On Habré, an ant algorithm has already been considered, which allows using simple rules to solve the problem of finding the optimal route. This article describes the application of this algorithm to the classification problem.


For the first time the application of the ant colony algorithm for classification was presented by R. Parpinelli in 2002. The method of extracting classification rules based on the ant algorithm is called AntMiner.
The purpose of the method is to obtain simple rules of the form if the condition is a consequence .
It is assumed that all attributes are categorical. Those. terms are represented as Attribute = Value, for example Gender = Male. AntMiner consistently generates an ordered list of rules. The calculation begins with an empty set of rules and after the formation of the first, all test data units covered by this rule are removed from the test set.
The algorithm is used in the work of a directed graph, where each attribute is associated with as many vertices as it has possible values ​​in the test set. Accordingly, it is assumed that before starting the operation of the algorithm, the sets of attributes and their possible values, as well as the set of possible classes are selected from the test set.

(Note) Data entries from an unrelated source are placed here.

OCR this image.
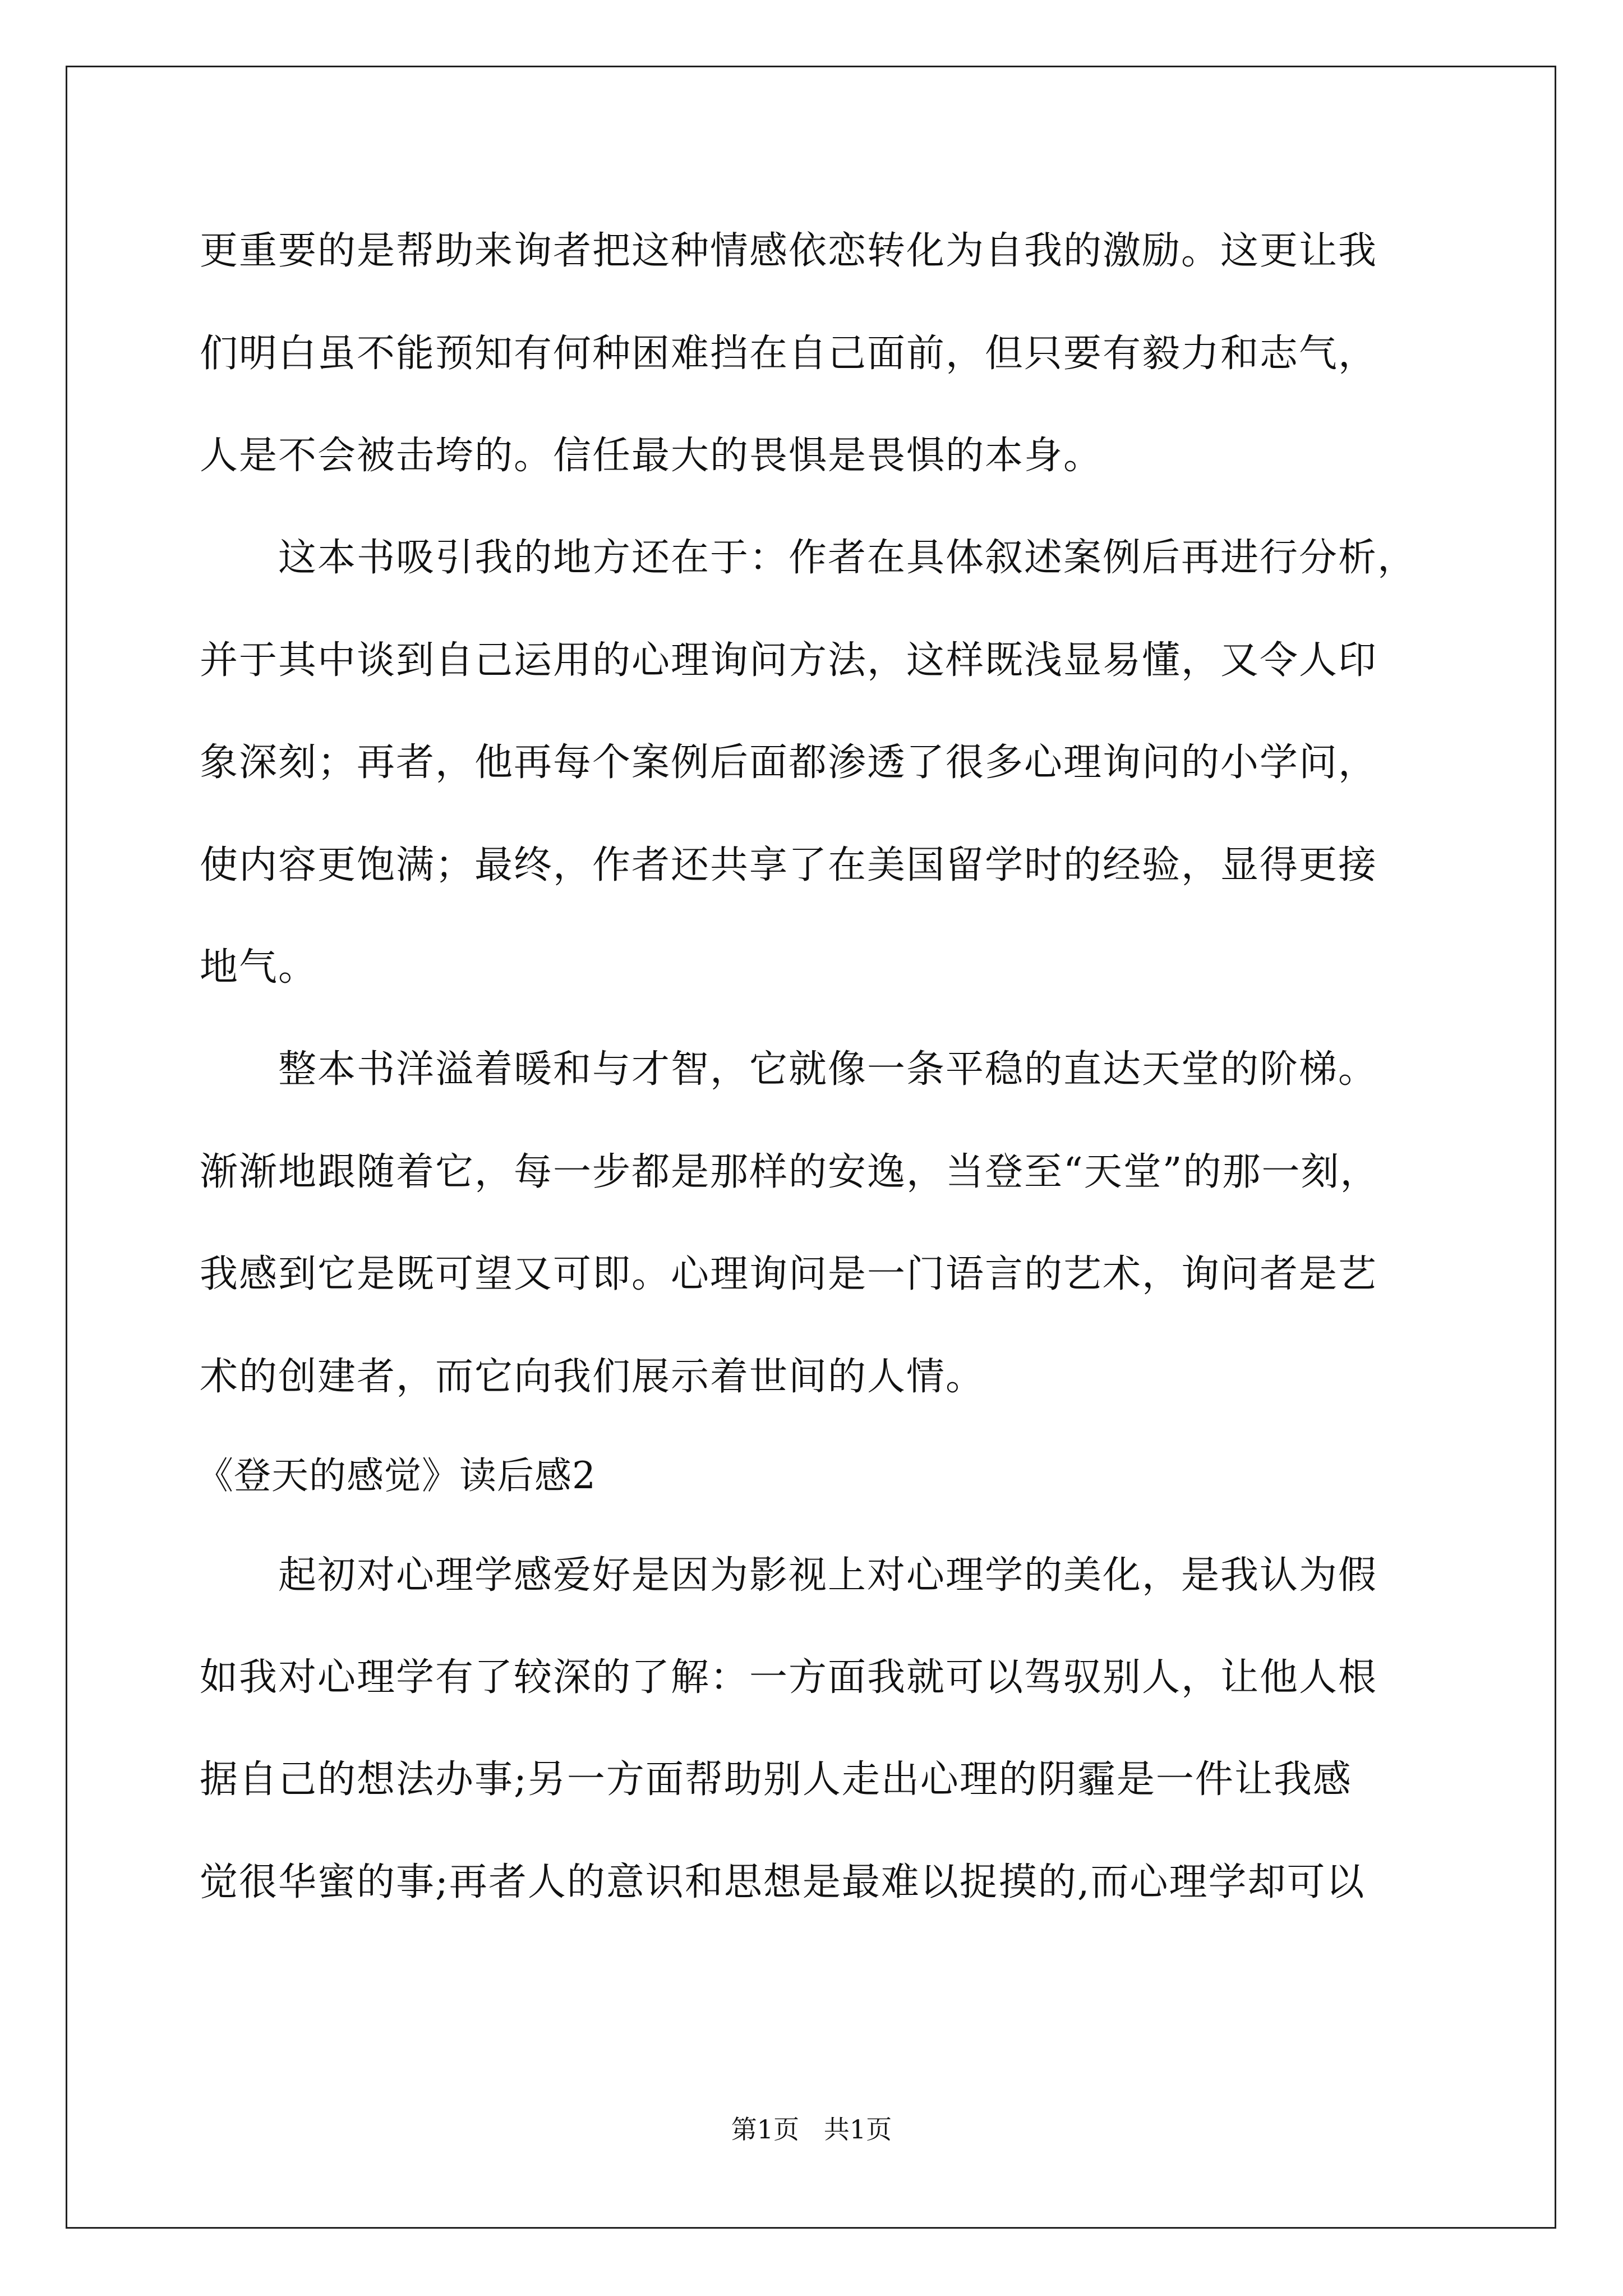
更重要的是帮助来询者把这种情感依恋转化为自我的激励。这更让我
们明白虽不能预知有何种困难挡在自己面前，但只要有毅力和志气，
人是不会被击垮的。信任最大的畏惧是畏惧的本身。
这本书吸引我的地方还在于：作者在具体叙述案例后再进行分析，
并于其中谈到自己运用的心理询问方法，这样既浅显易懂，又令人印
象深刻；再者，他再每个案例后面都渗透了很多心理询问的小学问，
使内容更饱满；最终，作者还共享了在美国留学时的经验，显得更接
地气。
整本书洋溢着暖和与才智，它就像一条平稳的直达天堂的阶梯。
渐渐地跟随着它，每一步都是那样的安逸，当登至“天堂”的那一刻，
我感到它是既可望又可即。心理询问是一门语言的艺术，询问者是艺
术的创建者，而它向我们展示着世间的人情。
《登天的感觉》读后感2
起初对心理学感爱好是因为影视上对心理学的美化，是我认为假
如我对心理学有了较深的了解：一方面我就可以驾驭别人，让他人根
据自己的想法办事;另一方面帮助别人走出心理的阴霾是一件让我感
觉很华蜜的事;再者人的意识和思想是最难以捉摸的,而心理学却可以
第1页   共1页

The pseudocode of the algorithm is as follows:
  testSet = All Test Suite
 BYE (| testSet |> max_number_of uncovered_cases)
	 i = 0;
	 RUN
	     i = i + 1;
	     the i-th ant consistently builds a classification rule;
	     Update pheromones on the path represented by the rule of the i-th ant;
	 BYE (i <Number_muravyov)
	 Choose the best of all rules;
	 testSet = cases not covered by the best rule;
 END OF CYCLE 

Consider the sequential steps of the algorithm.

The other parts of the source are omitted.